The interpretive sign “A Chimney in the Park.”

the amphitheater is now, and San Pasqual High School stands on what was pasture land. The land to the north– Bear Valley Middle School was planted with alfalfa. And, years later, adobe blocks were manufactured on the part of the Green ranch where the Westfield Shopping Center now stands. Green donated

77 acres to the Escondido Elementary School District and the rest of the ranch was purchased by the City of San Diego for the Lake Hodges watershed.

By the 1960’s, the adobe had already stood empty for several years so it was demolished except for the chimney. The chimney became a local landmark, but in order to make way for the skate park, the chimney was torn down in 1997. Local historian, Ruth Collings authored a paper entitled Chimney in the Park. It is to Ruth we owe a debt of gratitude. Through her research and documentation, the chimney, now a part of the base of this flagpole, it is not forgotten.
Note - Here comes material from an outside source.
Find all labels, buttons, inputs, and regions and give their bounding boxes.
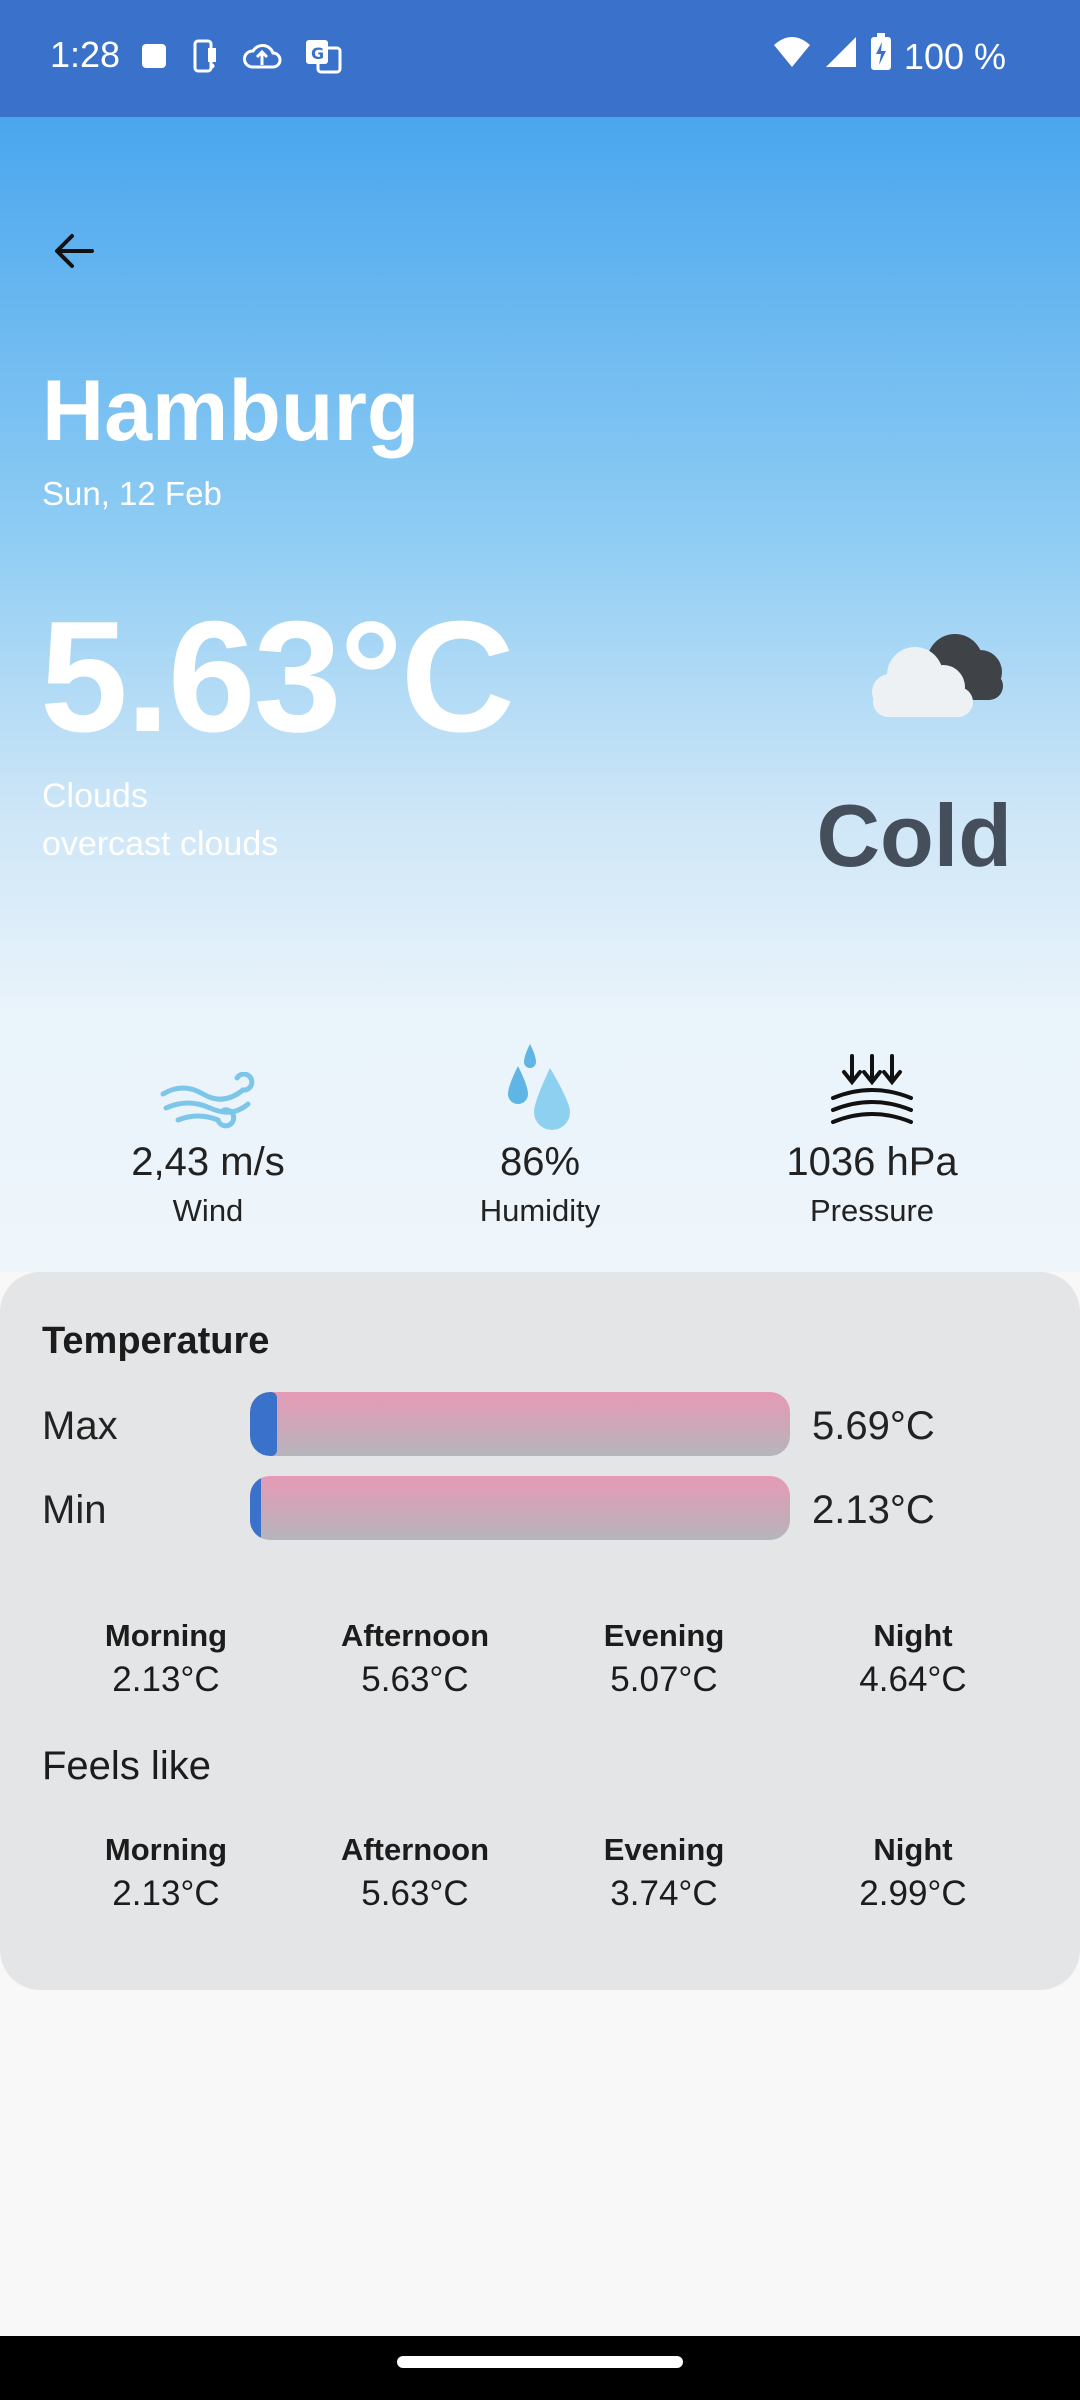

With the installation of this interpretive sign, we know that our young generation of Escondido residents will stop here, and no longer bypass a row of stones on the base of this flagpole. They are given the opportunity to know they are walking on the ground of many other in the past who contributed to form a thriving City. It is this small preserved structure, made of mortar and stone that tells a bigger story that links the past with the present with the hope of more preservation in the future for Escondido’s last remaining artifacts.

Clausen blamed her dogs for getting her involved in this project. She was hiking through the park one day with them when she found shards of adobe near the flagpole. She had heard of “The Adobe” and knew that it was at that location. She spoke to a park employee who told her that the chimney, which stood by itself for several decades as a landmark, was near what is currently the Snack Shack.

Some of the stones from the chimney were used at the base of the flagpole. After her presentation, several members of the audience reminisced about their youth in the park. Several people recalled going shooting there with their .22’s. Others remembered racing their dune buggies in the park, and drag racing on Bear Valley Parkway.

City councilmember Ed Gallo spoke of “the importance of embracing the history of the city. It’s not that old, but we have a lot of history. Things like this remind us of the rich history that we have.

Bob Oaks, who is a descendent of the Oaks family that once owned the property, noted that his great-grandfather owned thousands of acres.

Barbara Robb, who also grew up nearby, remembers being told that in the “old days,” that it took a farmer a full day to reap a wheat field with a team of horses.